Miss Pettigrew Lives for a Day
Watson, W. (1938, this edition 2008). Miss Pettigrew Lives for a Day. London: Persephone Books.
Miss Pettigrew lives for a Day has been on my to-read list since seeing the gorgeous movie sometime in 2010 and discovering it was based on a 1938 novel that had only been recently 'rediscovered' as a modern classic. Miss Pettigrew is a single down-and-out 40ish governess who through a twist of fate is thrown into the life of nightclub singer Delysia LaFosse (real name Sarah Grub), who is balancing three lovers and is badly in need of some assistance. Spending a day in Miss LaFosse's world, Guinevere Pettigrew discovers that by staying within her social bounds, she may have missed out on living.

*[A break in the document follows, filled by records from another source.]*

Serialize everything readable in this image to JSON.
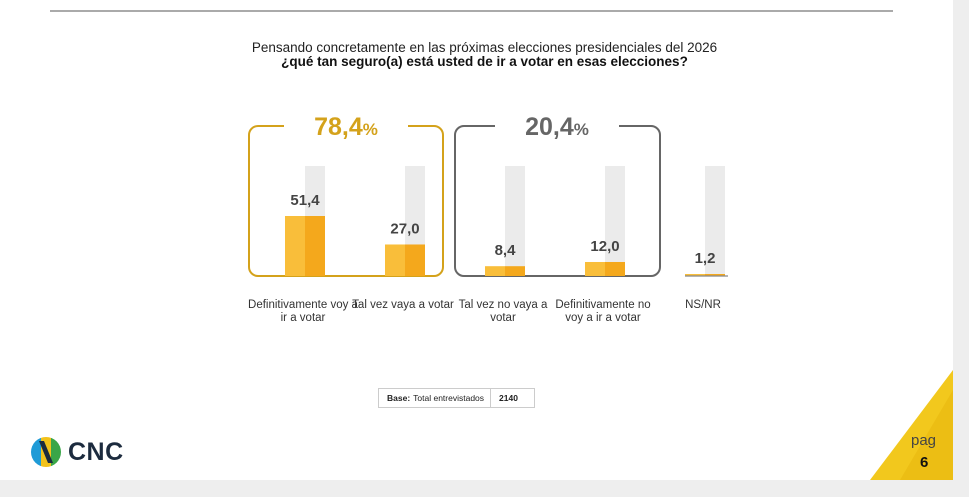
{
  "question": {
    "line1": "Pensando concretamente en las próximas elecciones presidenciales del 2026",
    "line2": "¿qué tan seguro(a) está usted de ir a votar en esas elecciones?"
  },
  "colors": {
    "gold": "#d4a21b",
    "bar": "#f4a81c",
    "bar_light": "#f9be3a",
    "track": "#ebebeb",
    "gray_box": "#666666"
  },
  "chart_data": {
    "type": "bar",
    "title": "¿qué tan seguro(a) está usted de ir a votar en esas elecciones?",
    "categories": [
      "Definitivamente voy a ir a votar",
      "Tal vez vaya a votar",
      "Tal vez no vaya a votar",
      "Definitivamente no voy a ir a votar",
      "NS/NR"
    ],
    "values": [
      51.4,
      27.0,
      8.4,
      12.0,
      1.2
    ],
    "value_labels": [
      "51,4",
      "27,0",
      "8,4",
      "12,0",
      "1,2"
    ],
    "ylim": [
      0,
      100
    ],
    "groups": [
      {
        "label": "78,4",
        "unit": "%",
        "members": [
          0,
          1
        ],
        "color": "gold"
      },
      {
        "label": "20,4",
        "unit": "%",
        "members": [
          2,
          3
        ],
        "color": "gray"
      }
    ]
  },
  "base": {
    "label": "Base:",
    "text": "Total entrevistados",
    "value": "2140"
  },
  "brand": {
    "name": "CNC"
  },
  "page": {
    "label": "pag",
    "number": "6"
  }
}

The storyline is pure fairytale, with Miss Pettigrew swept along in Miss LaFosse's exuberance into a world she never knew possible. This is no doubt one of the factors that makes it rather irresistible; no one can overlook a good fairytale and this one has a dose of reality that makes it all the more delightful. There are no fairy godmothers here, just a slightly naive young woman who turns to Miss Pettigrew in desperation in order to get lover 1 out of the house to make way for lover 2. The characters are all inperfect, which makes them perfect in their own way, and us as the reader long for their happy endings. And like all good fairytales, this one does end happily, with Miss LaFosse in the arms of the right man and a world of possibilities opening up for our heroine.
The original 1930's drawings are a charming edition to the story and the writing is a breath of fresh air for a lasting period piece, making honest (but not graphic) mentions of the casual sex and drinking common with a certain set at the time, rather than the chaste portrayals we often get in other classics.
On the other hand. . . when it comes down to it Miss Pettigrew Lives for a Day is little more than fluff. Its charm ultimately cannot completely hide its utter lack of substance. Miss LaFosse never has to suffer the repercussions of her actions and there is never any mention of drawbacks to the life devoted to pleasure many of the characters lead. Indeed, marrying in order to wait for one's husband to die and inherit his wealth/business is postively encouraged. Overall, although I was pleased to read it and enjoyed the tale, I was glad to finish it and would have been glad to finish it 50 pages earlier.
Miss Pettigrew Lives for a Day gets 3 stars on Goodreads from me.